La globalización y la fuerte competencia que existe en los diversos sectores y mercados. La innovación, desarrollada por la tecnología en evolución constante. Los cambios, provocados por el entorno, cada vez más frecuentes y turbulentos, impactan en la estructura de las organizaciones creando la necesidad, apremiante, de desarrollar competencias para obtener los resultados que las organizaciones necesitan.

 

Las competencias blandas, están relacionadas con la manera en que interactuamos con otras personas y con nosotros mismos, en cómo nos comunicamos y relacionamos con los demás. Son afines con las cualidades personales y la identidad de cada individuo.

 

James y James (2004) concuerdan en que las “habilidades blandas” son un conjunto de cualidades personales como: comunicación, liderazgo, servicio al cliente, resolución de problemas, trabajo en equipo, que permiten a los individuos tener éxito en el mercado laboral y promover su carrera.

 

Mónica Flores, presidenta en Latinoamérica de Manpower Group, en el foro de Recursos Humanos de American Chamber of Commerce de Monterrey, en noviembre de 2020, presentó una investigación de las habilidades más demandadas por las organizaciones:

 

1. Comunicación

2. Priorización

3. Adaptabilidad

4. Iniciativa

5. Integridad

6. Pensamiento analítico

7. Construcción de relaciones

8. Empatía

9. Coaching

10. Resiliencia

 

Como se puede apreciar, la mayoría son competencias blandas.

El objetivo del presente artículo consiste en transmitir, una manera efectiva para el desarrollo de las competencias blandas, consiste en utilizar el proceso de coaching combinado con la Programación Neurolingüística creada por John Grinder y Richard Bandler.

 

El coaching, es un proceso de acompañamiento donde el cliente decide el objetivo que quiere lograr y la forma de cómo lograrlo. El coach con preguntas poderosas, técnicas y ejercicios, le facilita al coacheé, la eliminación de obstáculos, que impiden el logro de los objetivos propuestos. En este proceso reflexivo, el cliente se hace consciente de sus fortalezas, sus áreas de oportunidad, y define las estrategias para obtener los cambios requeridos en el logro de los resultados deseados.

 

La Programación Neurolingüística la define Joseph O´Connor y Seymour (2005) como: El arte y la ciencia de la excelencia personal, arte porque cada uno da su toque único, y ciencia porque hay un método y un proceso para descubrir los modelos empleados por los individuos sobresalientes.  

 

Las habilidades, herramientas y ejercicios que tiene la PNL, le dan sustento al proceso de coaching proporcionándole poder a los clientes para generar los cambios que desean.

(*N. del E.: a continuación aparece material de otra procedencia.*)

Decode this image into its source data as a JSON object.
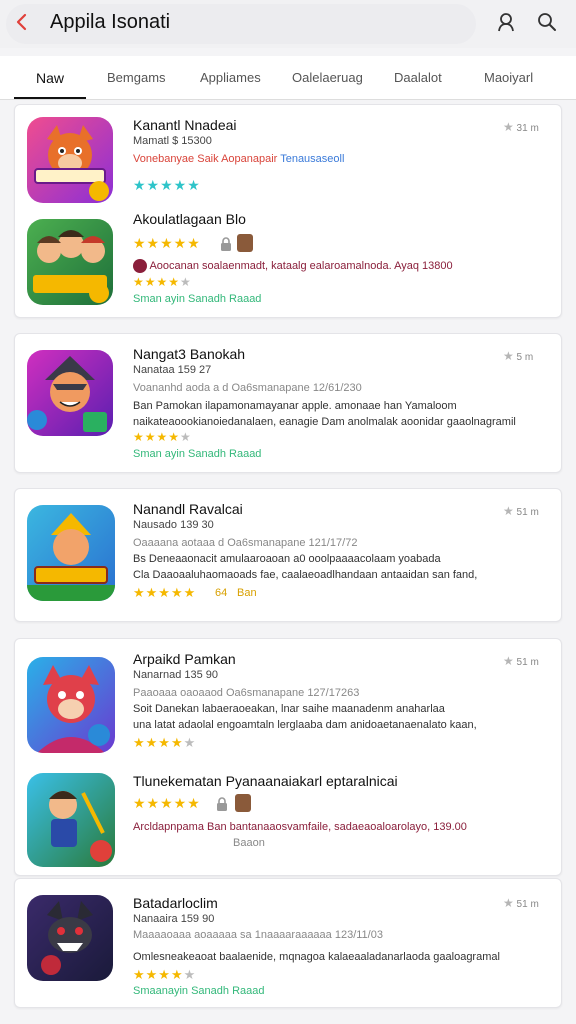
{
  "header": {
    "title": "Appila Isonati",
    "back_icon": "chevron-left-icon",
    "account_icon": "person-icon",
    "search_icon": "search-icon",
    "accent": "#e0403a"
  },
  "tabs": [
    {
      "label": "Naw"
    },
    {
      "label": "Bemgams"
    },
    {
      "label": "Appliames"
    },
    {
      "label": "Oalelaeruag"
    },
    {
      "label": "Daalalot"
    },
    {
      "label": "Maoiyarl"
    }
  ],
  "cards": [
    {
      "rating_text": "31 m",
      "apps": [
        {
          "name": "Kanantl Nnadeai",
          "sub": "Mamatl $ 15300",
          "line1a": "Vonebanyae Saik Aopanapair",
          "line1b": "Tenausaseoll",
          "stars": 5
        },
        {
          "name": "Akoulatlagaan Blo",
          "line1": "Aoocanan soalaenmadt, kataalg ealaroamalnoda. Ayaq 13800",
          "stars": 4,
          "line2": "Sman ayin Sanadh Raaad"
        }
      ]
    },
    {
      "rating_text": "5 m",
      "apps": [
        {
          "name": "Nangat3 Banokah",
          "sub": "Nanataa 159 27",
          "line0": "Voananhd aoda a d Oa6smanapane 12/61/230",
          "line1": "Ban Pamokan ilapamonamayanar apple. amonaae han Yamaloom",
          "line2": "naikateaoookianoiedanalaen, eanagie Dam anolmalak aoonidar gaaolnagramil",
          "stars": 4,
          "line3": "Sman ayin Sanadh Raaad"
        }
      ]
    },
    {
      "rating_text": "51 m",
      "apps": [
        {
          "name": "Nanandl Ravalcai",
          "sub": "Nausado 139 30",
          "line0": "Oaaaana aotaaa d Oa6smanapane 121/17/72",
          "line1": "Bs Deneaaonacit amulaaroaoan a0 ooolpaaaacolaam yoabada",
          "line2": "Cla Daaoaaluhaomaoads fae, caalaeoadlhandaan antaaidan san fand,",
          "stars": 5,
          "count": "64",
          "extra": "Ban"
        }
      ]
    },
    {
      "rating_text": "51 m",
      "apps": [
        {
          "name": "Arpaikd Pamkan",
          "sub": "Nanarnad 135 90",
          "line0": "Paaoaaa oaoaaod Oa6smanapane 127/17263",
          "line1": "Soit Danekan labaeraoeakan, lnar saihe maanadenm anaharlaa",
          "line2": "una latat adaolal engoamtaln lerglaaba dam anidoaetanaenalato kaan,",
          "stars": 4
        },
        {
          "name": "Tlunekematan Pyanaanaiakarl eptaralnicai",
          "line1": "Arcldapnpama Ban bantanaaosvamfaile, sadaeaoaloarolayo, 139.00",
          "stars": 5,
          "line2": "Baaon"
        }
      ]
    },
    {
      "rating_text": "51 m",
      "apps": [
        {
          "name": "Batadarloclim",
          "sub": "Nanaaira 159 90",
          "line0": "Maaaaoaaa aoaaaaa sa 1naaaaraaaaaa 123/11/03",
          "line1": "Omlesneakeaoat baalaenide, mqnagoa kalaeaaladanarlaoda gaaloagramal",
          "stars": 4,
          "line2": "Smaanayin Sanadh Raaad"
        }
      ]
    }
  ]
}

La PNL, ayuda a establecer las metas bien formadas, capacidad para promover procesos hacia la excelencia, con estados emocionales, y con los recursos internos del cliente. También, se utilizan cambios de posiciones perceptuales para que el coacheé obtenga distintas perspectivas para distintos aprendizajes, y retroalimentación que compromete al cliente a realizar las acciones propuestas.

 

La PNL, provoca el aprendizaje y cambios, tanto, en qué competencias desarrollar, y en el cómo desarrollarlas; el coacheé aprende a comunicase, a relacionarse mejor con los demás y consigo mismo; desarrollando su inteligencia emocional.

 

En síntesis, coaching con PNL, es una excelente combinación.